Çoğunlukla sinematografik bu şiirle o bedenin, günlük hayatın, coğrafyanın içinde gezindikçe harfleri bile yüklenmek olanaklı tek tek. Çünkü - “Omuzdaki eller” şiirinde şairin düştüğü nottur - Hindistan’da görücü usulü evliliklerde genç kadınlar kocalarının yanına, evlerinden çok uzaklara taşınmak zorunda kalır, bir daha eski arkadaşlarını göremezler. “Koy elini omzuma / ve kalsın senin omzunda elim.”
Çünkü Udaipur Gölü kıyısında binlerce kız bebek israf edilir, zehirli sülfürik asit gibi atılarak suya. Bir ailenin keçi almak için çok küçük paraya kızlarını sattığı, oğullarını satmadığı yazılı gazete haberinden sonra yazdığı, “Onlar keçi, kız değil ki” şiiri yeter artar dargınlığına ya; Saxena’nın başarısı umudu, savaşımı sözünün özünde.
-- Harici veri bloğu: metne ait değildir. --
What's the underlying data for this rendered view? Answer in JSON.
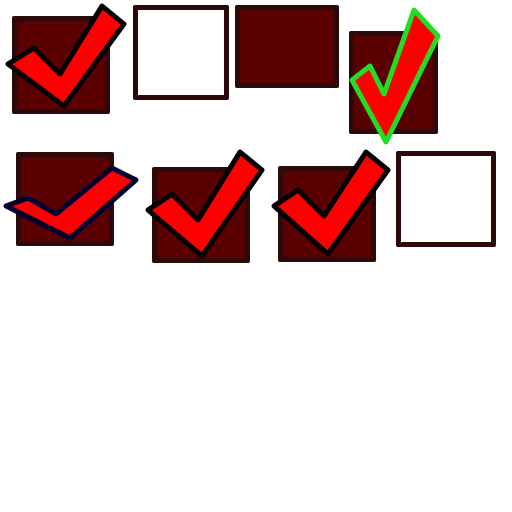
{
  "checkboxes": [
    {
      "state": "checked"
    },
    {
      "state": "unchecked"
    },
    {
      "state": "filled-unchecked"
    },
    {
      "state": "checked",
      "outline": "green"
    },
    {
      "state": "checked",
      "outline": "navy"
    },
    {
      "state": "checked"
    },
    {
      "state": "checked"
    },
    {
      "state": "unchecked"
    }
  ],
  "colors": {
    "box_fill": "#5a0000",
    "box_border": "#2a0a0a",
    "check_fill": "#ff0000",
    "check_outline": "#000000",
    "glitch_outline_green": "#22dd22",
    "glitch_outline_navy": "#000033",
    "background": "#ffffff"
  },
  "icons": [
    "checkmark-icon"
  ]
}
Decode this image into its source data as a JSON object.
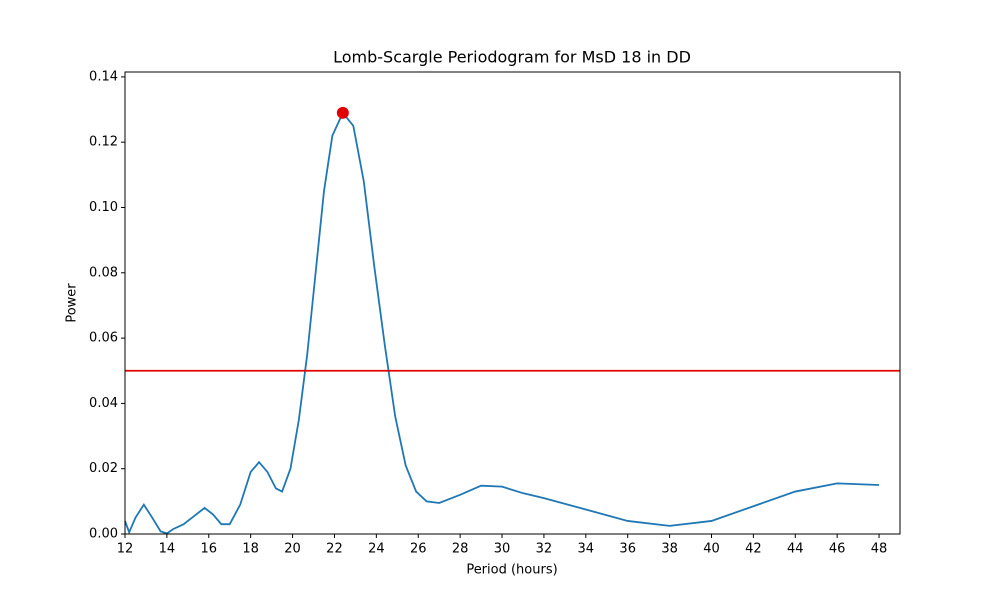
{
  "chart_data": {
    "type": "line",
    "title": "Lomb-Scargle Periodogram for MsD 18 in DD",
    "x_label": "Period (hours)",
    "y_label": "Power",
    "x": [
      12,
      12.2,
      12.5,
      12.9,
      13.3,
      13.7,
      14,
      14.3,
      14.8,
      15.2,
      15.8,
      16.2,
      16.6,
      17,
      17.5,
      18,
      18.4,
      18.8,
      19.2,
      19.5,
      19.9,
      20.3,
      20.7,
      21.1,
      21.5,
      21.9,
      22.4,
      22.9,
      23.4,
      23.9,
      24.4,
      24.9,
      25.4,
      25.9,
      26.4,
      27,
      28,
      29,
      30,
      31,
      32,
      34,
      36,
      38,
      40,
      42,
      44,
      46,
      48
    ],
    "series": [
      {
        "color": "#1f77b4",
        "values": [
          0.004,
          0.0005,
          0.005,
          0.009,
          0.005,
          0.0008,
          0.0002,
          0.0015,
          0.003,
          0.005,
          0.008,
          0.006,
          0.003,
          0.003,
          0.009,
          0.019,
          0.022,
          0.019,
          0.014,
          0.013,
          0.02,
          0.035,
          0.055,
          0.08,
          0.105,
          0.122,
          0.129,
          0.125,
          0.108,
          0.082,
          0.058,
          0.036,
          0.021,
          0.013,
          0.01,
          0.0095,
          0.012,
          0.0148,
          0.0145,
          0.0125,
          0.011,
          0.0075,
          0.004,
          0.0025,
          0.004,
          0.0085,
          0.013,
          0.0155,
          0.015
        ]
      }
    ],
    "peak": {
      "x": 22.4,
      "y": 0.129,
      "color": "#e00000"
    },
    "threshold": {
      "value": 0.05,
      "color": "#e00000"
    },
    "xlim": [
      12,
      49
    ],
    "ylim": [
      0,
      0.1415
    ],
    "xticks": [
      12,
      14,
      16,
      18,
      20,
      22,
      24,
      26,
      28,
      30,
      32,
      34,
      36,
      38,
      40,
      42,
      44,
      46,
      48
    ],
    "yticks": [
      {
        "value": 0,
        "label": "0.00"
      },
      {
        "value": 0.02,
        "label": "0.02"
      },
      {
        "value": 0.04,
        "label": "0.04"
      },
      {
        "value": 0.06,
        "label": "0.06"
      },
      {
        "value": 0.08,
        "label": "0.08"
      },
      {
        "value": 0.1,
        "label": "0.10"
      },
      {
        "value": 0.12,
        "label": "0.12"
      },
      {
        "value": 0.14,
        "label": "0.14"
      }
    ]
  }
}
“Kanatlar, düşler, uçuş ve gök/bunlar yanında olduğu sürece, / tutamaz onu hiç kimse”. Ölüm ise yük değil, “İşte ayın yansıması / ve işte su kabarcığı / Sona erdi yaşamı”.
Kendisi, içine doğduğu yerel ve evrensel kültür ve dünyayla az dargın çok barışık. Sorumluluğunu bilen “şair sözü” onunki. Dünyayı görüşündeki kederli (doğal olarak) netlik, aslında en cesurların seçmeyi yeğlediği yaşama sevincini sezdiren - kimimize işaret eden - dünya görüşüne penceremizi açıp da bakmamızı sağlıyor.
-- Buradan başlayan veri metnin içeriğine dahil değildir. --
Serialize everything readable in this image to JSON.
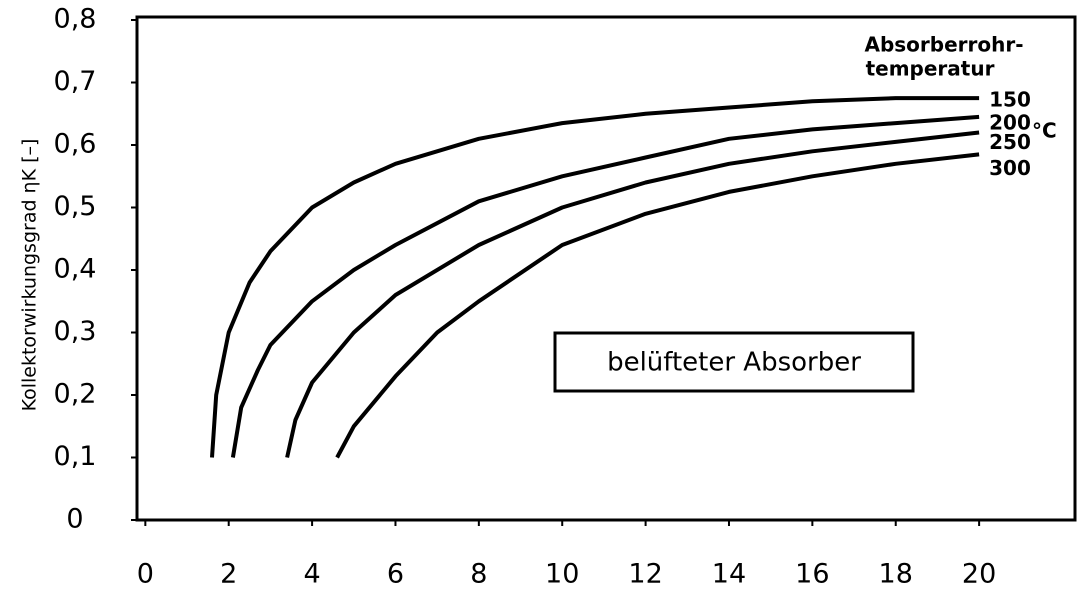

Yılan olup kadın bedeniyle uğraşsa da ne kuş ne kelebek, bal arısı ya da karınca… kendini daha çok bir masa, sandalye olarak görüyor; ardına kadar açıldığında dünyaya hızlıca göz atan, kapandığında sayısız sorunu ardında bırakan bir pencere olduğunu öğreniyor; pencereyi ise genişletip kapı yaparak çıkmayı seçiyor.
Değişiyor Zaman, Tekin Yayınevi’nin “Dünya Şiir Okyanusu Çağdaş Dizi”sinden çıktı. Ataol Behramoğlu’nun editörü olduğu dizinin kitapları her biri başka denizden birer inci tanesi.
Değişiyor Zaman / Rati Saxena / Çev.: Barış Behramoğlu / Tekin Yayınevi / 104 s. / 2020.